Easy Sourdough Tin-Loaf

Easy Sourdough Tin-Loaf


Sourdough Bread 


I absolutely adore fresh sourdough bread! And after much trial and error I have come up with a method of sourdough making that is easy and non-faffy enough to fit into my routine a couple of times a week.

It doesn’t give you the ‘traditional’ looking sourdough loaves (I bake it in two 2 lb loaf tins) – but it has great taste and texture and just needs a bit of forward planning as it’s a 2 day process!


(For a more crunchy, holey, classic style of sourdough, try my updated sourdough recipe...you'll need a proving basket though)


It’s fairly easy to get hold of a mature sourdough starter from a bakery or someone else who makes sourdough….or google how to make your own!! 


Good luck! 


Easy Sourdough Instructions


This recipe makes 2 x 2lb loaves. I bake them in 2lb loaf tins, but you can use round cake tins instead if you dont have loaf tins.


Ongoing Starter Maintenance: Keep your Starter in a lidded container in the fridge. Once a week (minimum) you need to ‘feed’ it by throwing away half the starter and then adding a couple of tablespoons fresh white bread flour and a couple of tablespoons fresh water and mixing it well. If you’re baking a lot, you may need to feed it more often or with larger amounts of flour and water to maintain the amount of starter you need.


Day One.


In the morning- Create your Active starter:


Measure 100g of your Starter into a mixing bowl and add 1 tablespoon flour and 1 tablespoon cold water. Mix together well and cover with a tea towel and leave for between 6-12 hours to become ‘active’. (Note: if you are using and feeding your starter regularly – ie 3 times a week or more – then you can skip this step as it will already be active)

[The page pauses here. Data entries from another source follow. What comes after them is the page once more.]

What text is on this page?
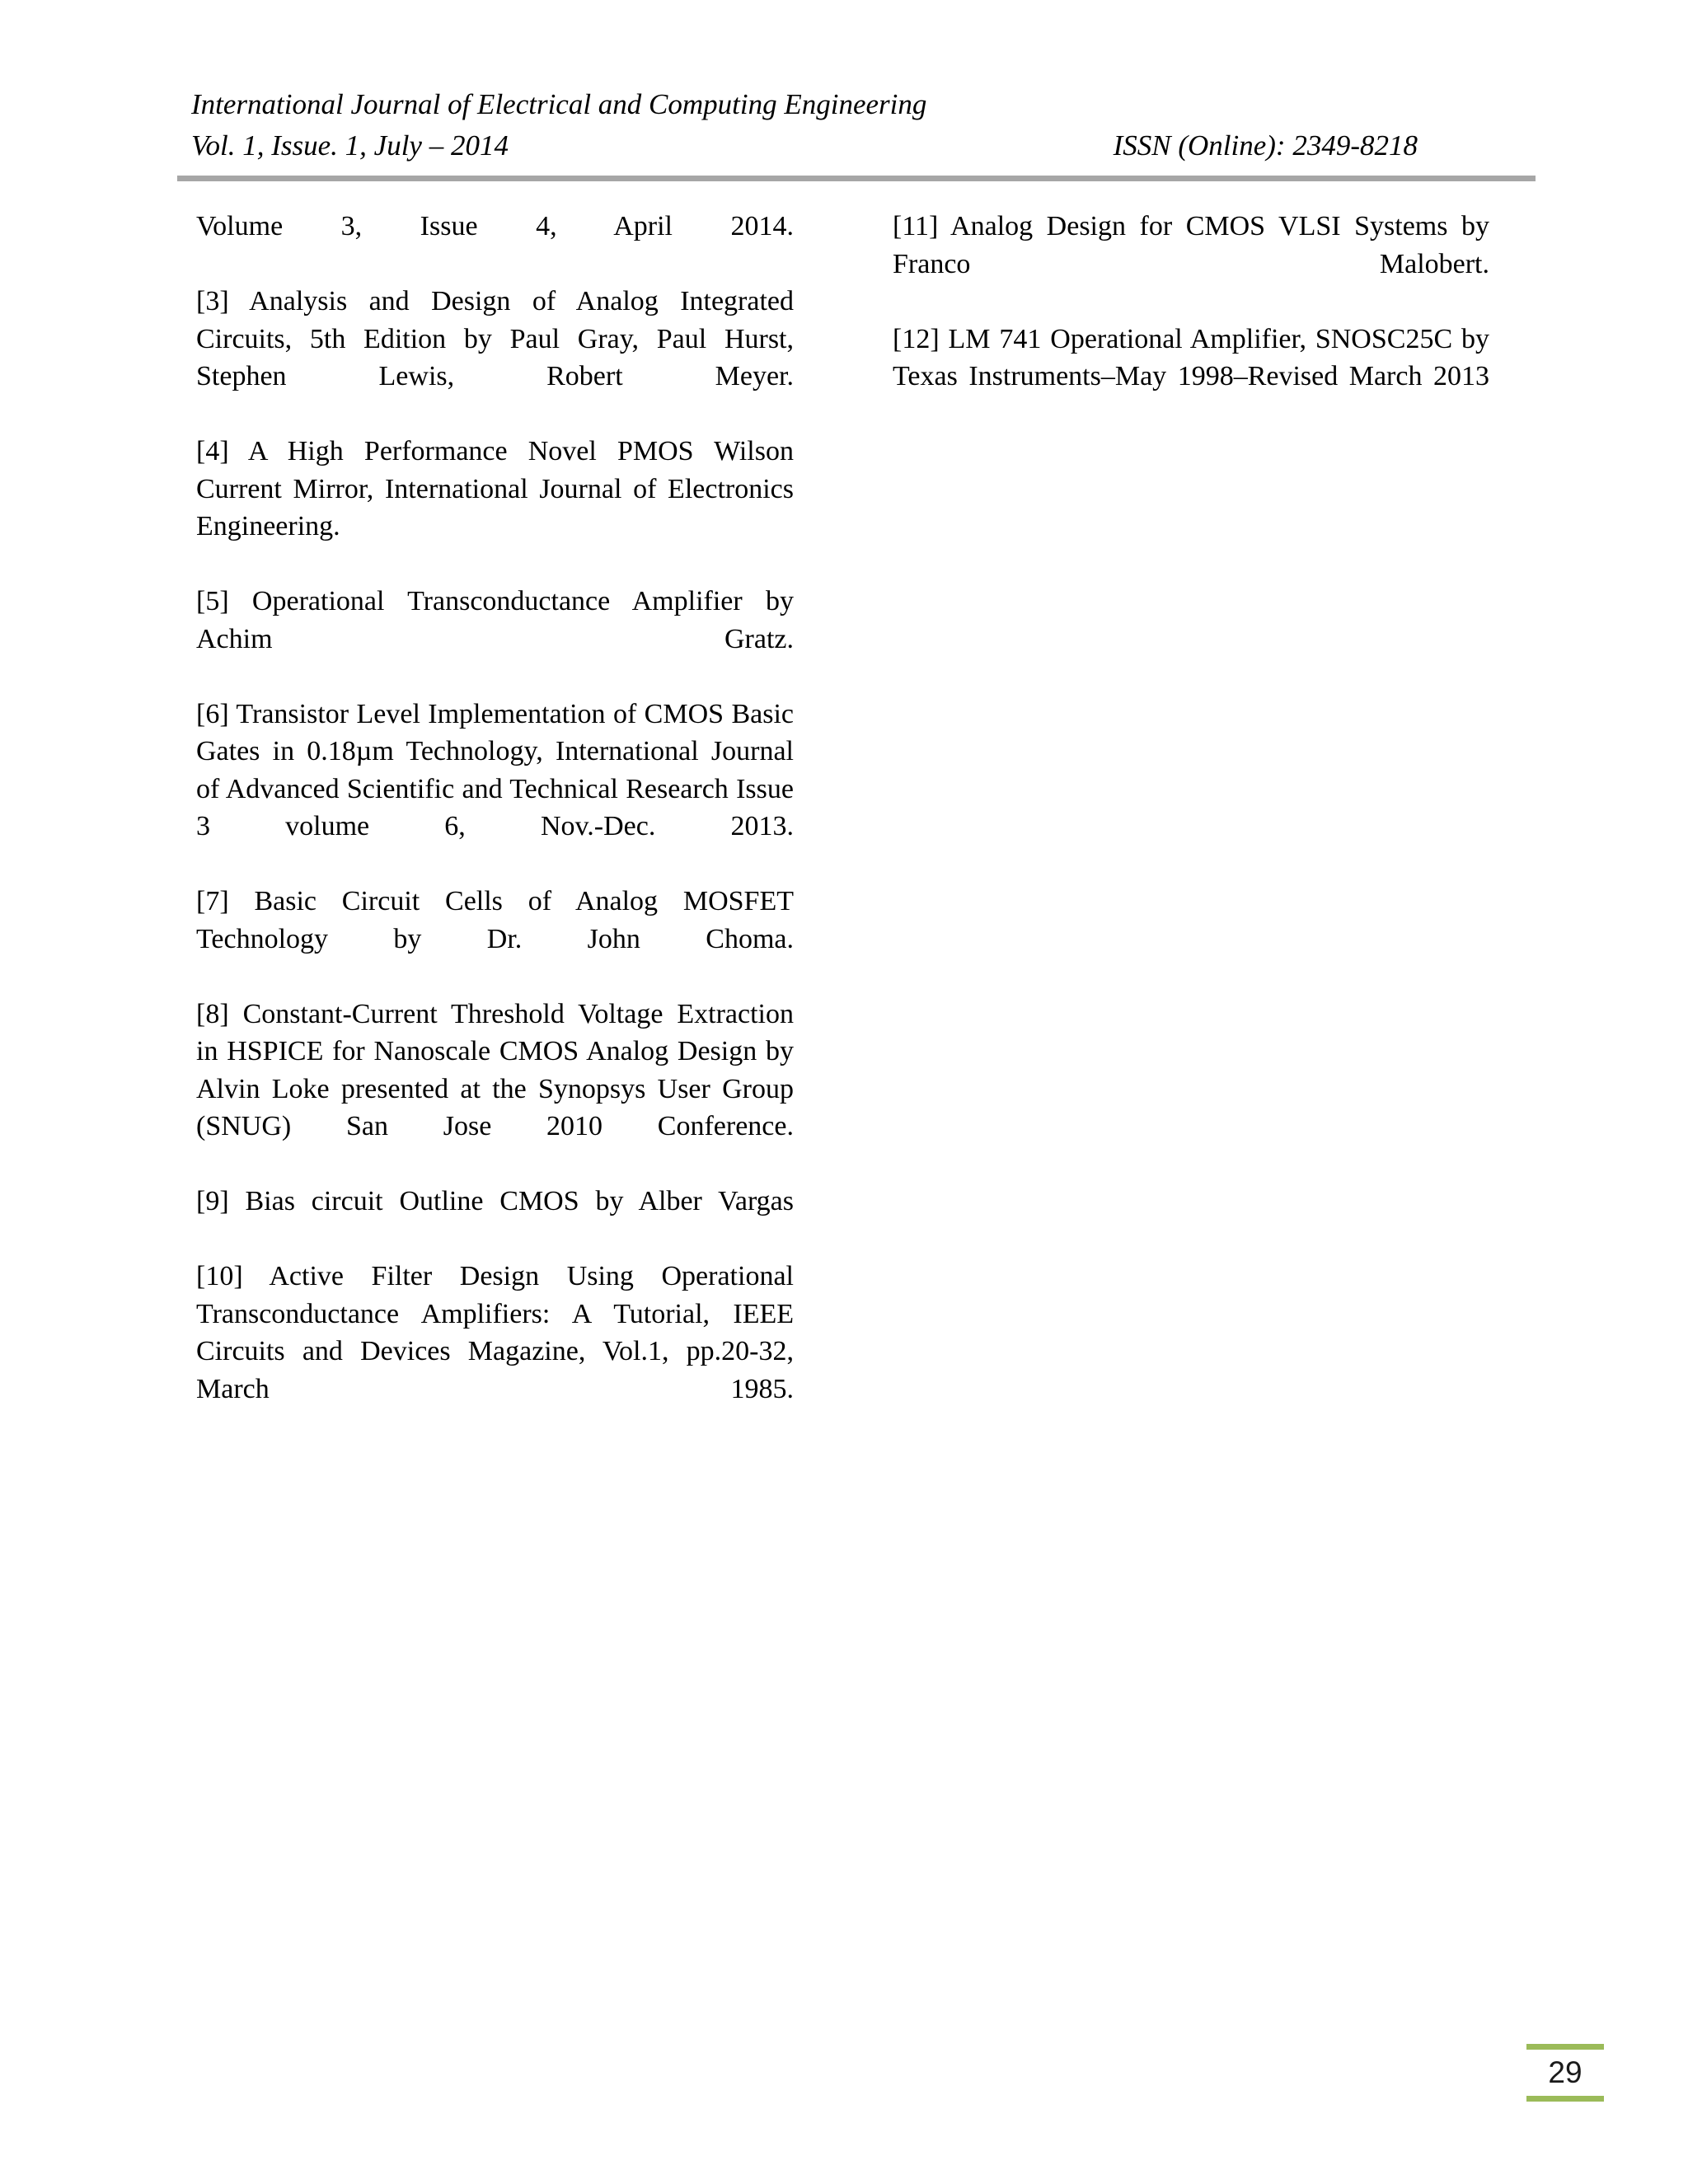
International Journal of Electrical and Computing Engineering
Vol. 1, Issue. 1, July – 2014	ISSN (Online): 2349-8218

Volume 3, Issue 4, April 2014.

[3] Analysis and Design of Analog Integrated Circuits, 5th Edition by Paul Gray, Paul Hurst, Stephen Lewis, Robert Meyer.

[4] A High Performance Novel PMOS Wilson Current Mirror, International Journal of Electronics Engineering.

[5] Operational Transconductance Amplifier by Achim Gratz.

[6] Transistor Level Implementation of CMOS Basic Gates in 0.18µm Technology, International Journal of Advanced Scientific and Technical Research Issue 3 volume 6, Nov.-Dec. 2013.

[7] Basic Circuit Cells of Analog MOSFET Technology by Dr. John Choma.

[8] Constant-Current Threshold Voltage Extraction in HSPICE for Nanoscale CMOS Analog Design by Alvin Loke presented at the Synopsys User Group (SNUG) San Jose 2010 Conference.

[9] Bias circuit Outline CMOS by Alber Vargas

[10] Active Filter Design Using Operational Transconductance Amplifiers: A Tutorial, IEEE Circuits and Devices Magazine, Vol.1, pp.20-32, March 1985.

[11] Analog Design for CMOS VLSI Systems by Franco Malobert.

[12] LM 741 Operational Amplifier, SNOSC25C by Texas Instruments–May 1998–Revised March 2013

29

In the eveningMake the dough:


Add to the mixing bowl which contains your active starter:

·     700 grams strong bread flour (you can use any type – wholemeal, granary, white, rye or a mixture).

·     17 grams fine salt 

·     500ml warm water 

·     100 grams mixed seeds (optional)

In the bowl, mix everything together with a fork to make a sticky dough.

Then over the course of an hour, every 15 minutes you need to give the dough 4 ‘folds’ or ‘turns’. I use a dough scraper or spatula but you can do it with your hands if you prefer. Don’t panic too much about the technique – it’s just to mix it together! You’ll notice the dough becoming smoother, more stretchy and less sticky with each set of folds. 

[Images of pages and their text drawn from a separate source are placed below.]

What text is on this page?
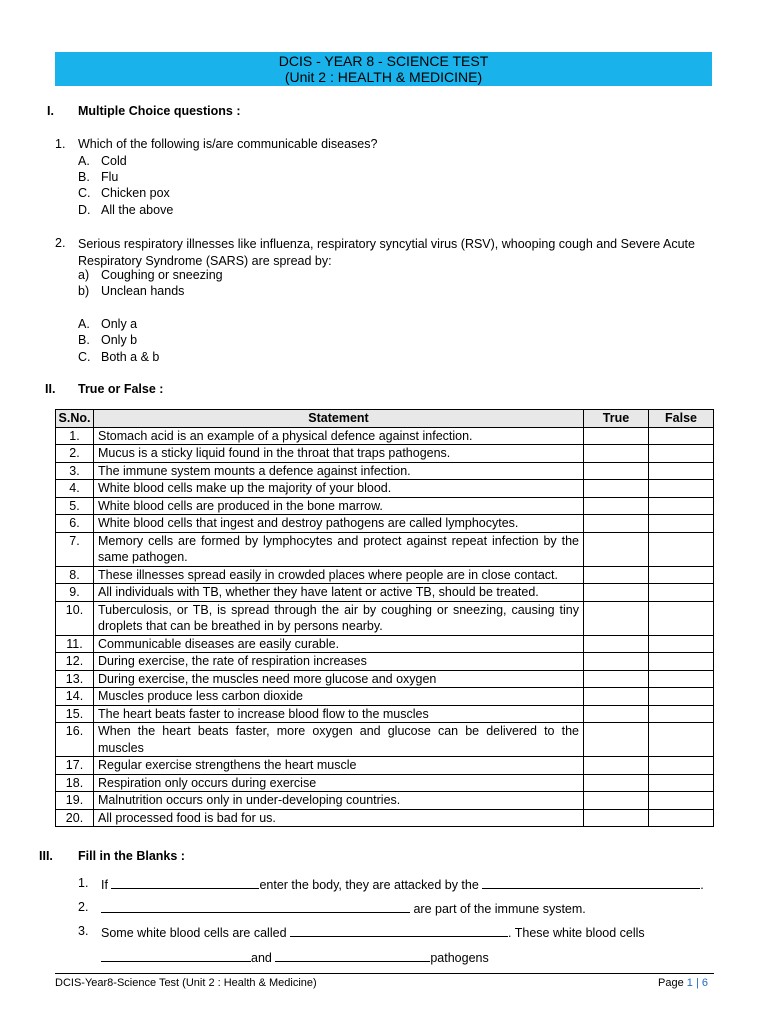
DCIS - YEAR 8 - SCIENCE TEST
(Unit 2 : HEALTH & MEDICINE)
I. Multiple Choice questions :
1. Which of the following is/are communicable diseases?
A. Cold
B. Flu
C. Chicken pox
D. All the above
2. Serious respiratory illnesses like influenza, respiratory syncytial virus (RSV), whooping cough and Severe Acute Respiratory Syndrome (SARS) are spread by:
a) Coughing or sneezing
b) Unclean hands
A. Only a
B. Only b
C. Both a & b
II. True or False :
S.No.	Statement	True	False
1.	Stomach acid is an example of a physical defence against infection.		
2.	Mucus is a sticky liquid found in the throat that traps pathogens.		
3.	The immune system mounts a defence against infection.		
4.	White blood cells make up the majority of your blood.		
5.	White blood cells are produced in the bone marrow.		
6.	White blood cells that ingest and destroy pathogens are called lymphocytes.		
7.	Memory cells are formed by lymphocytes and protect against repeat infection by the same pathogen.		
8.	These illnesses spread easily in crowded places where people are in close contact.		
9.	All individuals with TB, whether they have latent or active TB, should be treated.		
10.	Tuberculosis, or TB, is spread through the air by coughing or sneezing, causing tiny droplets that can be breathed in by persons nearby.		
11.	Communicable diseases are easily curable.		
12.	During exercise, the rate of respiration increases		
13.	During exercise, the muscles need more glucose and oxygen		
14.	Muscles produce less carbon dioxide		
15.	The heart beats faster to increase blood flow to the muscles		
16.	When the heart beats faster, more oxygen and glucose can be delivered to the muscles		
17.	Regular exercise strengthens the heart muscle		
18.	Respiration only occurs during exercise		
19.	Malnutrition occurs only in under-developing countries.		
20.	All processed food is bad for us.		
III. Fill in the Blanks :
1. If	enter the body, they are attacked by the	.
2.	are part of the immune system.
3. Some white blood cells are called	. These white blood cells
and	pathogens
DCIS-Year8-Science Test (Unit 2 : Health & Medicine)	Page 1 | 6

After 4 sets of folds, divide the mixture into 2 loaf tins (either grease it well with oil or line with baking parchment loaf liners)

The dough needs to prove in the tins for 8-12 hours, ideally covered (but with nothing touching the dough). I tend to just leave them in a cold (turned off) oven overnight. 


Day Two:


Bake your Sourdough: By the morning the dough should have risen to fill the tin. If it’s very cold you may need to give them a bit longer, or pop them next to a radiator for a couple of hours.

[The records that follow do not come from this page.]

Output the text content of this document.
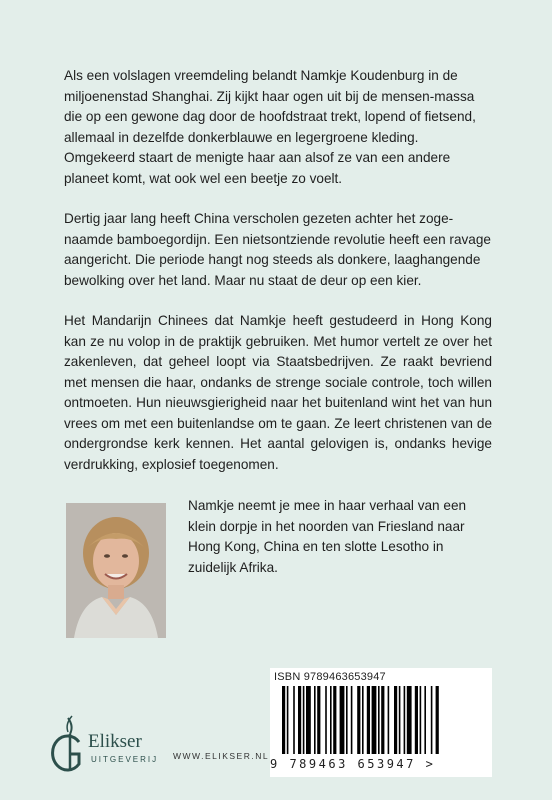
Als een volslagen vreemdeling belandt Namkje Koudenburg in de miljoenenstad Shanghai. Zij kijkt haar ogen uit bij de mensen-massa die op een gewone dag door de hoofdstraat trekt, lopend of fietsend, allemaal in dezelfde donkerblauwe en legergroene kleding. Omgekeerd staart de menigte haar aan alsof ze van een andere planeet komt, wat ook wel een beetje zo voelt.

Dertig jaar lang heeft China verscholen gezeten achter het zoge-naamde bamboegordijn. Een nietsontziende revolutie heeft een ravage aangericht. Die periode hangt nog steeds als donkere, laaghangende bewolking over het land. Maar nu staat de deur op een kier.

Het Mandarijn Chinees dat Namkje heeft gestudeerd in Hong Kong kan ze nu volop in de praktijk gebruiken. Met humor vertelt ze over het zakenleven, dat geheel loopt via Staatsbedrijven. Ze raakt bevriend met mensen die haar, ondanks de strenge sociale controle, toch willen ontmoeten. Hun nieuwsgierigheid naar het buitenland wint het van hun vrees om met een buitenlandse om te gaan. Ze leert christenen van de ondergrondse kerk kennen. Het aantal gelovigen is, ondanks hevige verdrukking, explosief toegenomen.

Namkje neemt je mee in haar verhaal van een klein dorpje in het noorden van Friesland naar Hong Kong, China en ten slotte Lesotho in zuidelijk Afrika.
ISBN 9789463653947
9 789463 653947 >
Elikser
UITGEVERIJ WWW.ELIKSER.NL
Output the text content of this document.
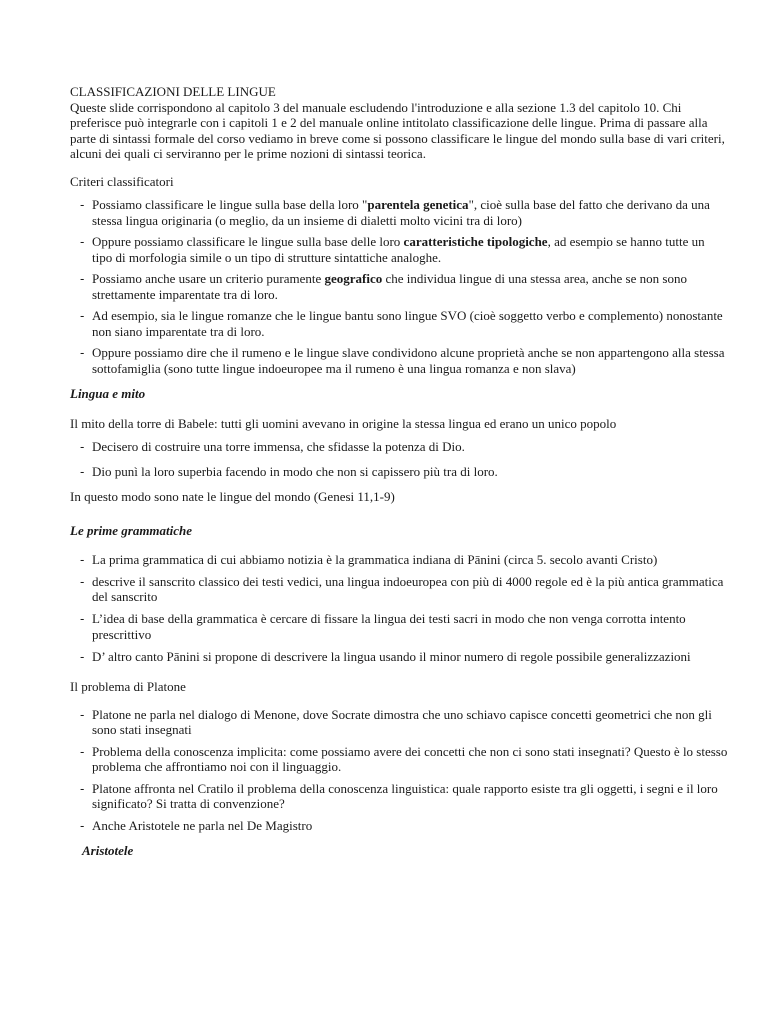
CLASSIFICAZIONI DELLE LINGUE
Queste slide corrispondono al capitolo 3 del manuale escludendo l'introduzione e alla sezione 1.3 del capitolo 10. Chi preferisce può integrarle con i capitoli 1 e 2 del manuale online intitolato classificazione delle lingue. Prima di passare alla parte di sintassi formale del corso vediamo in breve come si possono classificare le lingue del mondo sulla base di vari criteri, alcuni dei quali ci serviranno per le prime nozioni di sintassi teorica.
Criteri classificatori
- Possiamo classificare le lingue sulla base della loro "parentela genetica", cioè sulla base del fatto che derivano da una stessa lingua originaria (o meglio, da un insieme di dialetti molto vicini tra di loro)
- Oppure possiamo classificare le lingue sulla base delle loro caratteristiche tipologiche, ad esempio se hanno tutte un tipo di morfologia simile o un tipo di strutture sintattiche analoghe.
- Possiamo anche usare un criterio puramente geografico che individua lingue di una stessa area, anche se non sono strettamente imparentate tra di loro.
- Ad esempio, sia le lingue romanze che le lingue bantu sono lingue SVO (cioè soggetto verbo e complemento) nonostante non siano imparentate tra di loro.
- Oppure possiamo dire che il rumeno e le lingue slave condividono alcune proprietà anche se non appartengono alla stessa sottofamiglia (sono tutte lingue indoeuropee ma il rumeno è una lingua romanza e non slava)
Lingua e mito
Il mito della torre di Babele: tutti gli uomini avevano in origine la stessa lingua ed erano un unico popolo
- Decisero di costruire una torre immensa, che sfidasse la potenza di Dio.
- Dio punì la loro superbia facendo in modo che non si capissero più tra di loro.
In questo modo sono nate le lingue del mondo (Genesi 11,1-9)
Le prime grammatiche
- La prima grammatica di cui abbiamo notizia è la grammatica indiana di Pānini (circa 5. secolo avanti Cristo)
- descrive il sanscrito classico dei testi vedici, una lingua indoeuropea con più di 4000 regole ed è la più antica grammatica del sanscrito
- L’idea di base della grammatica è cercare di fissare la lingua dei testi sacri in modo che non venga corrotta intento prescrittivo
- D’ altro canto Pānini si propone di descrivere la lingua usando il minor numero di regole possibile generalizzazioni
Il problema di Platone
- Platone ne parla nel dialogo di Menone, dove Socrate dimostra che uno schiavo capisce concetti geometrici che non gli sono stati insegnati
- Problema della conoscenza implicita: come possiamo avere dei concetti che non ci sono stati insegnati? Questo è lo stesso problema che affrontiamo noi con il linguaggio.
- Platone affronta nel Cratilo il problema della conoscenza linguistica: quale rapporto esiste tra gli oggetti, i segni e il loro significato? Si tratta di convenzione?
- Anche Aristotele ne parla nel De Magistro
Aristotele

Turn your oven on to 240 degrees C and tip a kettleful of boiling water into a shallow tray in the bottom of your oven (the steam reacts with the dough to create the crunchy, caramelised crust)


When the oven is hot and steamy, sprinkle the loaves with flour, and use a very sharp knife to make some deep slashes in the top of the dough (to help it expand and rise) just before you stick it in the oven.


Bake for 35 minutes, then leave the loaves to cool out of their tins on a cooling rack.